The [Washington, D.C. police] District paid just over $1 million for 4,300 Glocks.

The decision was immediately controversial. Dissenting voices were beginning to be heard about "Glock Perfection." Perhaps the most significant criticism came from the FBI. The FBI Academy's firearms training unit tested various semiautomatic handguns and in a 1988 report gave the Glock low marks for safety. The report cited the weapon's "high potential for unintentional shots."
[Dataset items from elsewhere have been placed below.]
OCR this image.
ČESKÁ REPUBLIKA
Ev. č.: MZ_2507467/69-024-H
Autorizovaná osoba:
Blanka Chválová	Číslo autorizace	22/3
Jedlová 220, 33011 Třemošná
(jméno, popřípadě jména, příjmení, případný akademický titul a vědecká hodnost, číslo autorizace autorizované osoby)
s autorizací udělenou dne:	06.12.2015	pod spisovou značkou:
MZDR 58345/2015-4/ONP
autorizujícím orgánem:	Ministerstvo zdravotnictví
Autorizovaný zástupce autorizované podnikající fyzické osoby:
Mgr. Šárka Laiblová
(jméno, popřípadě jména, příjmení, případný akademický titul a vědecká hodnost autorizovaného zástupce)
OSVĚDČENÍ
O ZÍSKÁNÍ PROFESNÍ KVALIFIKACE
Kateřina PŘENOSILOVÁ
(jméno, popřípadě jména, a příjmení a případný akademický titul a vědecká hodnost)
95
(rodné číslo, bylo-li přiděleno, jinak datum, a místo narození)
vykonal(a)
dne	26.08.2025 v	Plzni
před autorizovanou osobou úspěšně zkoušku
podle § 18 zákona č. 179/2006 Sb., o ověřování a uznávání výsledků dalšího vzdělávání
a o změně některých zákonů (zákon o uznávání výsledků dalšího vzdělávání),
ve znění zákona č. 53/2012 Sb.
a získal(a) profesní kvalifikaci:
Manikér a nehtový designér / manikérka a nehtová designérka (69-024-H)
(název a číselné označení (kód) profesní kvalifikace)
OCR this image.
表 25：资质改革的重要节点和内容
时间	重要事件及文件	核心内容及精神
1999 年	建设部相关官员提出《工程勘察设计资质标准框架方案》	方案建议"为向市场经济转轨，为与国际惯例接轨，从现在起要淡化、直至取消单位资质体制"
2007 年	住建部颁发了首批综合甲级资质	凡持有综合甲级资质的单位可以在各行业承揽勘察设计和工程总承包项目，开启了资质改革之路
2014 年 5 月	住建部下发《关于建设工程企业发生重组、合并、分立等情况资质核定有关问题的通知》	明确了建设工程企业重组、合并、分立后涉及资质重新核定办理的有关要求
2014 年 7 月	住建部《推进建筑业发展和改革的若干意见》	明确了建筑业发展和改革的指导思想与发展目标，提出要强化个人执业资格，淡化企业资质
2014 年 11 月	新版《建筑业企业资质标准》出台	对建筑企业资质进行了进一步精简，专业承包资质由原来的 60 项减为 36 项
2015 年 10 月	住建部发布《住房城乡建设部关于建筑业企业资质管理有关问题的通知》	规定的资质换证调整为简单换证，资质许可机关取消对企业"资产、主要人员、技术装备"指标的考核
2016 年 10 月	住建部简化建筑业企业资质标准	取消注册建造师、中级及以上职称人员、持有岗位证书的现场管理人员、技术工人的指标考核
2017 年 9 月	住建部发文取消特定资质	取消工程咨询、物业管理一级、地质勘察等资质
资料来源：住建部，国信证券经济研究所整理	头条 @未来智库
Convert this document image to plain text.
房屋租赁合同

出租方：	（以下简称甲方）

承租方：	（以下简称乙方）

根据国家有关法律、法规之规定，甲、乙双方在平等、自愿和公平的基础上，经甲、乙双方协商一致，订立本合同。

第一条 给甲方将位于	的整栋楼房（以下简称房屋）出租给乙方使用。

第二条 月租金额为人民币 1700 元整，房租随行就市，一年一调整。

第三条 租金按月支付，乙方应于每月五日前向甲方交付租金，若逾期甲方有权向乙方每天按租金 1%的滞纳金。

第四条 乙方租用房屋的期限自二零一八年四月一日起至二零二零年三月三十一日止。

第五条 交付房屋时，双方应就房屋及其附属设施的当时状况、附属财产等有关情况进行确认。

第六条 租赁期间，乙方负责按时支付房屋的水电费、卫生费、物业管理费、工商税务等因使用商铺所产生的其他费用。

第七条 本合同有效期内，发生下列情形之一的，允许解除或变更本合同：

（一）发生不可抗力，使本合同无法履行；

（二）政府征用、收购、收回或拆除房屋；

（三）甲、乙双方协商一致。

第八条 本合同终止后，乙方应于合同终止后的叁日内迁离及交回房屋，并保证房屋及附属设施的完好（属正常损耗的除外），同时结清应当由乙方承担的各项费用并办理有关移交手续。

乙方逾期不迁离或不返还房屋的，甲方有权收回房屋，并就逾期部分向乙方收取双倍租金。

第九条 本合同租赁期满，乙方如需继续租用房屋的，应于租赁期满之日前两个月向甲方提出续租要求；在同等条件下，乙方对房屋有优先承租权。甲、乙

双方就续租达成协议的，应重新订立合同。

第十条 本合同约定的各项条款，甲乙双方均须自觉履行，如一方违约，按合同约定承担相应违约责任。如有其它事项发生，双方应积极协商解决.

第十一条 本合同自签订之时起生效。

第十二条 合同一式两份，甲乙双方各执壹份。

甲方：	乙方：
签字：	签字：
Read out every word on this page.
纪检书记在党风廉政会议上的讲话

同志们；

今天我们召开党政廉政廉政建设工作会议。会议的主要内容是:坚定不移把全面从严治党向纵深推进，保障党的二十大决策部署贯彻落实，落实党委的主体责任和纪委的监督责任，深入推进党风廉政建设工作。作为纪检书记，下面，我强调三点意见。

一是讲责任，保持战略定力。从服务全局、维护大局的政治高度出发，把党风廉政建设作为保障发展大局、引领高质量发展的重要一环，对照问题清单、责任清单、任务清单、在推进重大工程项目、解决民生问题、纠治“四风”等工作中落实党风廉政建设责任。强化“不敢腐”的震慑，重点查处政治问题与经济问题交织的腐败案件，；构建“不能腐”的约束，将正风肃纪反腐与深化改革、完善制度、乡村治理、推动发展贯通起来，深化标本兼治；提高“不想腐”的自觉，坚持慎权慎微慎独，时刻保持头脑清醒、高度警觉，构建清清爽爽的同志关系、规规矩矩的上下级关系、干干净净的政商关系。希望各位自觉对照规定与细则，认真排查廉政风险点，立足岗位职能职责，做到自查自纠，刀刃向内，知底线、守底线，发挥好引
Unintentional shots would turn out to be a disquieting byproduct of Glock's unique design, according to many experts and to lawsuits filed against Glock in the last decade. Even though the Glock does not have an external manual safety, it incorporates three internal safeties intended to prevent the gun from discharging if dropped or jostled. A unique feature of the Glock is that a shooter disengages all three safeties at once by pulling the trigger.

"You can't blame the Glock for accidental discharges," said former police chief Isaac Fulwood Jr., who took over the force a few months after the District switched to Glocks. "The gun doesn't accidentally shoot. The officer has got to pull the trigger."

But officers found it difficult in tense street situations to keep their fingers off the triggers of their Glocks.

"When they feel in danger or they feel that somebody is in danger and they're really going to use that weapon, they'll put their finger on the trigger," Detective Ron Robertson, former head of the D.C. police union, said in a deposition in July. "It's kind of hard to keep the finger out of there."

D.C. police are trained to carry their Glocks in the "street-load mode" – with a round in the chamber ready to fire when the trigger is pulled. A Glock has an innovative "trigger safety" – a sort of trigger-within-a-trigger that makes it virtually impossible for the Glock to go off unless the trigger is pulled. But officers in stressful situations might begin the process of squeezing the trigger safety in order to be primed to fire, several firearms experts said.

Then-Deputy Chief Rodwell Catoe wrote in an internal memo in 1990, "An unholstered Glock in the 'street load' mode with the trigger safety mechanism pressed is a profoundly dangerous weapon, even in the most ideal conditions."